The findings in the article by Steiner et al, as well as in previous work,4 are consistent with the general notion that to older patients the quality of life may be at least as important as duration of life. In that regard, another potential mechanism for enhancing enrollment, and one certainly consistent with the overall goals of oncology, would be to seek treatments that have a higher therapeutic-to-toxicity ratio. A number of new therapies have appeared that have better toxicity profiles for the traditionally troublesome toxicities such as hematopoietic suppression. However, in many cases, new toxicities, which may be particularly difficult for the elderly (such as hypertension and thrombosis) have appeared and must temper our enthusiasm for this approach. Nevertheless, the search for agents with more benign toxicity profiles should be a high priority. In addition, trials designed specifically for elderly patients, or at least block-stratified by age, might improve accrual of older subjects.

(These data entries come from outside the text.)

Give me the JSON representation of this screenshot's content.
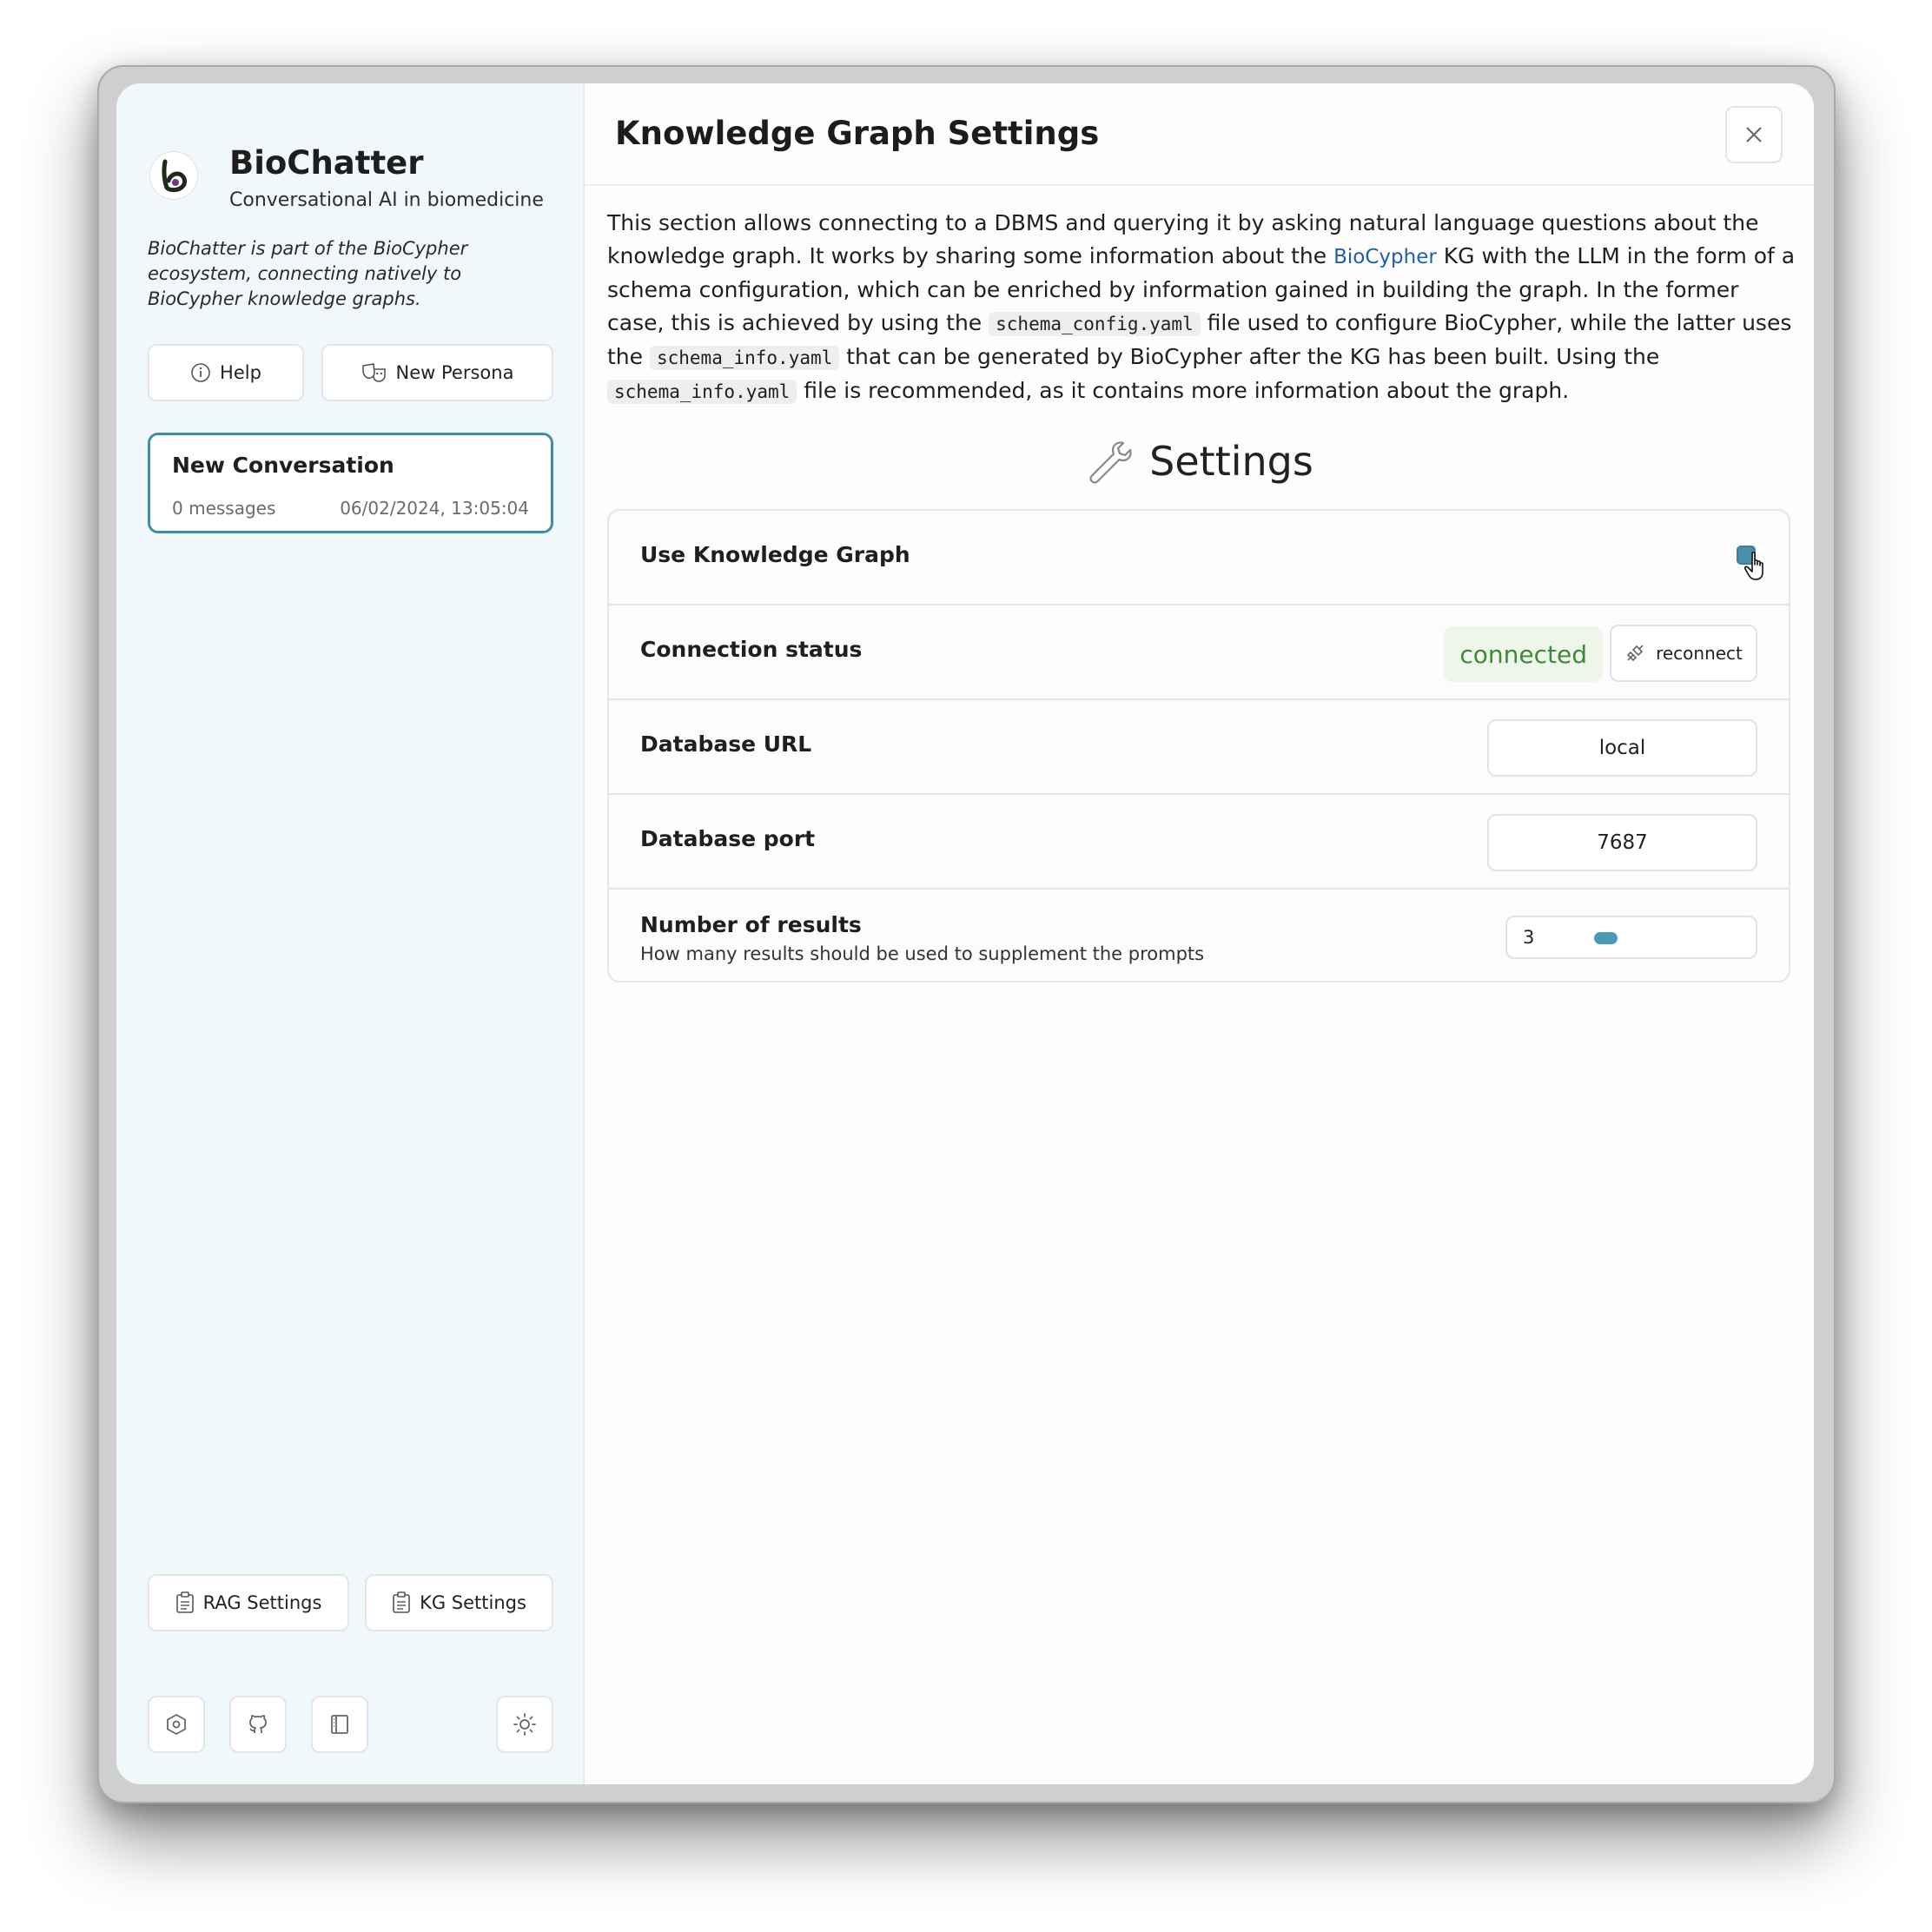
{
  "sidebar": {
    "app_title": "BioChatter",
    "app_subtitle": "Conversational AI in biomedicine",
    "description": "BioChatter is part of the BioCypher ecosystem, connecting natively to BioCypher knowledge graphs.",
    "help_label": "Help",
    "new_persona_label": "New Persona",
    "conversation": {
      "title": "New Conversation",
      "message_count": "0 messages",
      "timestamp": "06/02/2024, 13:05:04"
    },
    "rag_settings_label": "RAG Settings",
    "kg_settings_label": "KG Settings",
    "footer_icons": [
      "settings-hex-icon",
      "github-icon",
      "book-icon",
      "sun-icon"
    ]
  },
  "main": {
    "title": "Knowledge Graph Settings",
    "intro": {
      "part1": "This section allows connecting to a DBMS and querying it by asking natural language questions about the knowledge graph. It works by sharing some information about the ",
      "link": "BioCypher",
      "part2": " KG with the LLM in the form of a schema configuration, which can be enriched by information gained in building the graph. In the former case, this is achieved by using the ",
      "code1": "schema_config.yaml",
      "part3": " file used to configure BioCypher, while the latter uses the ",
      "code2": "schema_info.yaml",
      "part4": " that can be generated by BioCypher after the KG has been built. Using the ",
      "code3": "schema_info.yaml",
      "part5": " file is recommended, as it contains more information about the graph."
    },
    "settings_heading": "Settings",
    "rows": {
      "use_kg": {
        "label": "Use Knowledge Graph",
        "checked": true
      },
      "connection": {
        "label": "Connection status",
        "status": "connected",
        "reconnect_label": "reconnect"
      },
      "db_url": {
        "label": "Database URL",
        "value": "local"
      },
      "db_port": {
        "label": "Database port",
        "value": "7687"
      },
      "num_results": {
        "label": "Number of results",
        "description": "How many results should be used to supplement the prompts",
        "value": "3",
        "slider_fraction": 0.18
      }
    }
  },
  "colors": {
    "accent": "#3f8ea7",
    "status_green": "#3e8a3a",
    "link_blue": "#1f5fa8"
  }
}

Steiner et al have suggested the need for education, in this case of patients, but also of physicians, in overcoming some of the knowledge and logistic barriers, and thus improving enrollment. However, herein lies the heavy lifting. Educational approaches such as these are not easy, and in prior work have been found to be both difficult to administer and of limited benefit. For example, in a Cancer and Leukemia Group B randomized controlled trial of an educational intervention, including seminars, educational materials, lists of available protocols, and monthly e-mail and mail reminders for 1 year, there was no improvement in the accrual of older patients to clinical trials during 2 years after the intervention.4 It is likely that a much more intensive educational intervention would be needed to affect such change.
The lifting may be heavy, but it can be shared if the medical community at large, the oncology community, and patient advocacy groups band together to address this important issue.